Now, I had heard that the Stones were in Israel. The night before, they’d played a concert in a huge park in Tel Aviv, their first appearance in the Holy Land. Jagger had addressed the crowd in Hebrew and in general, the show got rave reviews, even though there are rocks in Bethlehem younger than this band.
But I figured the Stones had flown out already, since most music stars don’t hang around once the concert is over. Yet here was Jagger, the next afternoon, on a personal tour of this revered church. He stood in the area between the Stone of Anointing and the Chapel of Adam, where a glass window revealed the lower part of the Rock of the Calvary, the 12th Station of the Cross. As various tour guides softly explained how a crack in the rock was attributed to an earthquake at the moment of Jesus’ crucifixion, I noticed more and more heads turning to the man in the white sweat suit, cellphones rising, cameras whirring.
Pretty soon, Jagger was the only one really paying attention to where he was. Most everyone else was pointing to, whispering about — and, of course, filming — him.
And when his guide said, “Let’s go to the tomb,” they walked out and the entire crowd seemed to follow.
Of all the rooms Mick Jagger had upstaged, this had to be the biggest.
But it got me wondering: Is there any place left where we won’t brake for celebrity? Are funerals off-limits? Hospitals? If Kim Kardashian swam by a baptism, would it come to a halt? I don’t know anymore. I kind of thought Jesus’ resting place would be foreboding enough.
Apparently not. Jagger’s every move was followed by the church crowd, which at least had the good taste not to scream or shove autograph paper at him. But everyone looked. We all wanted to see.
We are so trained now to put fame over everything that few people in the Holy Sepulchre seemed torn over whether to stay focused on history or post a photo on Twitter. I don’t know how many visitors had a Bible, but nearly every one had an iPhone.

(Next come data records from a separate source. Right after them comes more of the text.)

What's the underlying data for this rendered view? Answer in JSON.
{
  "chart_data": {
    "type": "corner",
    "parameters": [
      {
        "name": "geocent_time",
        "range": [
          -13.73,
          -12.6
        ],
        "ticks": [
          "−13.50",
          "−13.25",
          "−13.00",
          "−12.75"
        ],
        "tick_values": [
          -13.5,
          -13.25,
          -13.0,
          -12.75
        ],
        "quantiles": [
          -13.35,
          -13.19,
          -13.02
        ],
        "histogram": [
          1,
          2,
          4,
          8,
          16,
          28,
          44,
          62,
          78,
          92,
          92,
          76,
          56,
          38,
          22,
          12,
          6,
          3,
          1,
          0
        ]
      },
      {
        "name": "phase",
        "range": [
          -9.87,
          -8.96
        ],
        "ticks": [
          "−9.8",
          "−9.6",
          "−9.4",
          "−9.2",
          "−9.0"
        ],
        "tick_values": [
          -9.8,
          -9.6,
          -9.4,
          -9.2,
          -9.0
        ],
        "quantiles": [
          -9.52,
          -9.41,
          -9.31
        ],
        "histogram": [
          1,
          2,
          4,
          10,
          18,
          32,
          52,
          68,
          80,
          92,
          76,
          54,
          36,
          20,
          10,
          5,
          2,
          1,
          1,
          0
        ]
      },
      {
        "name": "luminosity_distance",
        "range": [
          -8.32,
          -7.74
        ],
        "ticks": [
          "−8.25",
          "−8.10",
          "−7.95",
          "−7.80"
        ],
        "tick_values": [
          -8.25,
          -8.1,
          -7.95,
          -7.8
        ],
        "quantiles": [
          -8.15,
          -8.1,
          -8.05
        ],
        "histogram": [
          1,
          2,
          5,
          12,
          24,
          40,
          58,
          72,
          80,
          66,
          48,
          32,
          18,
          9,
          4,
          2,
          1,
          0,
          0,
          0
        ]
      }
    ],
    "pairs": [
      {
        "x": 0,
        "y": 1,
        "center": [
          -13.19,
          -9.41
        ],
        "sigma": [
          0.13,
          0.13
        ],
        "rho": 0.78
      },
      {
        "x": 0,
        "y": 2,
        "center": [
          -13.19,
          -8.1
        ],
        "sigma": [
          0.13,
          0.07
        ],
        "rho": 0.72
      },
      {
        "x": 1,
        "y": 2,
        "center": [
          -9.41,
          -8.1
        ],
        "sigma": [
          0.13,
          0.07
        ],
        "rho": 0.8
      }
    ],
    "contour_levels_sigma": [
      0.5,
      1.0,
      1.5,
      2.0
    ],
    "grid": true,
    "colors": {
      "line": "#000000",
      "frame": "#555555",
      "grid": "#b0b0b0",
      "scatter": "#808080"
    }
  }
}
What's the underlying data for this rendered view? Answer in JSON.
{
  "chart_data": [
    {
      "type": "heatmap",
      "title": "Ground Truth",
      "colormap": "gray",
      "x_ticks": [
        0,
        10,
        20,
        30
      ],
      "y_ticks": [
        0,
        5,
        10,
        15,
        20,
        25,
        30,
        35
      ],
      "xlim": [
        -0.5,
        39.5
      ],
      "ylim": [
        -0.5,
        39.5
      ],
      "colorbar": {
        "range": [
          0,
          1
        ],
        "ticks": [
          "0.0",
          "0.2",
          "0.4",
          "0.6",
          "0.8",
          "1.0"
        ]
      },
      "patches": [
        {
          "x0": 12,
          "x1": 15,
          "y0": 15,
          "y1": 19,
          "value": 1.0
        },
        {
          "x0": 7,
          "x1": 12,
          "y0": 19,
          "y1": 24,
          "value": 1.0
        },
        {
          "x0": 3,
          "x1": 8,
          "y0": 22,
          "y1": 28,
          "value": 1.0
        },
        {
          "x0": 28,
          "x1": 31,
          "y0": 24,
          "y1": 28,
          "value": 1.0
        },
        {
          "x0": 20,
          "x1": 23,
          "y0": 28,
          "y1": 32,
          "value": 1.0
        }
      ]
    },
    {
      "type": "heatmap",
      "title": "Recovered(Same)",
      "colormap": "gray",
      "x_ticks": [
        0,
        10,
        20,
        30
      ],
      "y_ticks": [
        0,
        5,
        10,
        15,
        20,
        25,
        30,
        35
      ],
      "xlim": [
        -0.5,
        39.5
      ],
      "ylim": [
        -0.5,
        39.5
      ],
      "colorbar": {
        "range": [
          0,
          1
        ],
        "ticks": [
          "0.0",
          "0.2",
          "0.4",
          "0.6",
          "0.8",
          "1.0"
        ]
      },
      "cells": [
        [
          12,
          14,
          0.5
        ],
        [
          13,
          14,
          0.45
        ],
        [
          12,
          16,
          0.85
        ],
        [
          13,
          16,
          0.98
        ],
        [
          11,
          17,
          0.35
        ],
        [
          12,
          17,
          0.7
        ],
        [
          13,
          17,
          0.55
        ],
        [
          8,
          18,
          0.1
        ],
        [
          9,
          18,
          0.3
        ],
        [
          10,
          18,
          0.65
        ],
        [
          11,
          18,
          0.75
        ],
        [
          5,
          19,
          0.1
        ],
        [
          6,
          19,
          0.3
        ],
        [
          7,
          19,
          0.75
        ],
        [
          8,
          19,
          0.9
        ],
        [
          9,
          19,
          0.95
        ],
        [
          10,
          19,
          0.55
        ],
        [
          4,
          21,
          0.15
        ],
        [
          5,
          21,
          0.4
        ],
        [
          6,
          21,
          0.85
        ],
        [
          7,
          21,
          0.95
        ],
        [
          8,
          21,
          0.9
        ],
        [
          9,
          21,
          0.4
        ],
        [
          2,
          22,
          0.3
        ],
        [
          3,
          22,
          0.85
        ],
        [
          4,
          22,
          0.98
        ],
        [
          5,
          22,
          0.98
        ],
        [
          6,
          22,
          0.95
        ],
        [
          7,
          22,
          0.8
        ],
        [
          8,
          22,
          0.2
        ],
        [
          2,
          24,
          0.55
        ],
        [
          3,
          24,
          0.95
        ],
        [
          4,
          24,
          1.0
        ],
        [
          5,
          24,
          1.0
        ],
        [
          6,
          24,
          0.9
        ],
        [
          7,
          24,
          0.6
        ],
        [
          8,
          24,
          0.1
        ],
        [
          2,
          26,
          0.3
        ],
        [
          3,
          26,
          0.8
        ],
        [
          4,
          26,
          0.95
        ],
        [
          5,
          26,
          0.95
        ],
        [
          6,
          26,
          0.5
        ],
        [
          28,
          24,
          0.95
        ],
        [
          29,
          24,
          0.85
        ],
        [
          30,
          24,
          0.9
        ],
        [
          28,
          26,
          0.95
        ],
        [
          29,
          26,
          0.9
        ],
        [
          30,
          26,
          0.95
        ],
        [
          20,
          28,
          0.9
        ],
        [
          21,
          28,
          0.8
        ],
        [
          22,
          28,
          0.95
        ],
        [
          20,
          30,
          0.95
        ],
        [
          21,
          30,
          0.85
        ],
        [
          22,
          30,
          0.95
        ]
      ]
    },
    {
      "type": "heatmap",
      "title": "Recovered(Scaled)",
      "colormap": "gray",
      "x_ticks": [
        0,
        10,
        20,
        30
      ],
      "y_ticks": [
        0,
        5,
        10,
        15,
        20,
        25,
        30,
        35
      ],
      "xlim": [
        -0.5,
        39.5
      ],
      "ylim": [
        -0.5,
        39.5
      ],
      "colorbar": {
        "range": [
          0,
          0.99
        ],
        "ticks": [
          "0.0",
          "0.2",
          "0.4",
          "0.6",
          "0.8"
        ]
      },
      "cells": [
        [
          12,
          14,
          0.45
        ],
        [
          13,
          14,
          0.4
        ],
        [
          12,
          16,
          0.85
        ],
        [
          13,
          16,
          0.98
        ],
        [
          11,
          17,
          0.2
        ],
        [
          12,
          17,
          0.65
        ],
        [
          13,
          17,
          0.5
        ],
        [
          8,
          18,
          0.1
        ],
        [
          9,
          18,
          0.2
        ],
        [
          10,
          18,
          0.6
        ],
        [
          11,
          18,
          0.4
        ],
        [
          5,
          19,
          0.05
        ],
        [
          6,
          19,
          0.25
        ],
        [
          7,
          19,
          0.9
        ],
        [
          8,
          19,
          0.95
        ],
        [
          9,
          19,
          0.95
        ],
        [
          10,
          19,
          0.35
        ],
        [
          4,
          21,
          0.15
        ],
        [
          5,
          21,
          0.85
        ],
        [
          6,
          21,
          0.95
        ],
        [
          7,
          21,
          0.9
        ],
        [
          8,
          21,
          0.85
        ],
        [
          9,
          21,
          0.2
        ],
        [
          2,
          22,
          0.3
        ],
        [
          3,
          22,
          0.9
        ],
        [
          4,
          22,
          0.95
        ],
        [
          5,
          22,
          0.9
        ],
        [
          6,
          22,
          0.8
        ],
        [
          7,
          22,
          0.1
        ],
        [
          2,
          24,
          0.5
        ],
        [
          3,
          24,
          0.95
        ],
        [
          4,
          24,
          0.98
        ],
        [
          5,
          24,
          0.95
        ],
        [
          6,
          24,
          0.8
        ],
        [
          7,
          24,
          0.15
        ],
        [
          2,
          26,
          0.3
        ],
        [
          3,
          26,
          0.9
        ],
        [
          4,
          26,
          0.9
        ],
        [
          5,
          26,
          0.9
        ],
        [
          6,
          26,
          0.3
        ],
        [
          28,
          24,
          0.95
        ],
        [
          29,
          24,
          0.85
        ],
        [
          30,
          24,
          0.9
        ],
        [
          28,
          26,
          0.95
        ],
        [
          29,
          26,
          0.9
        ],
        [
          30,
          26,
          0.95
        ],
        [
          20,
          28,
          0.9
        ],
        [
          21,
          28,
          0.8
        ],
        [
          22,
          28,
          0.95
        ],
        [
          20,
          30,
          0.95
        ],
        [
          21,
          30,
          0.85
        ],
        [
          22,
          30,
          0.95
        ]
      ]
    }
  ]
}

By the way, I don’t blame Jagger. He was perfectly polite, did nothing to call attention, and certainly is entitled to see historic sites as much as the next guy. Maybe a private, after-hours tour would be preferable. But why should he have to do that? Can’t we control ourselves long enough to keep faith and fame in their proper perspectives?
I guess not. I can’t really tell you how long Jagger stayed or where he went next. I finished my own tour and left shaking my head. All in all, that church visit hadn’t gone the way I’d expected.
Then again, it said a lot about what we worship.
Mitch Albom is a columnist for the Detroit Free Press.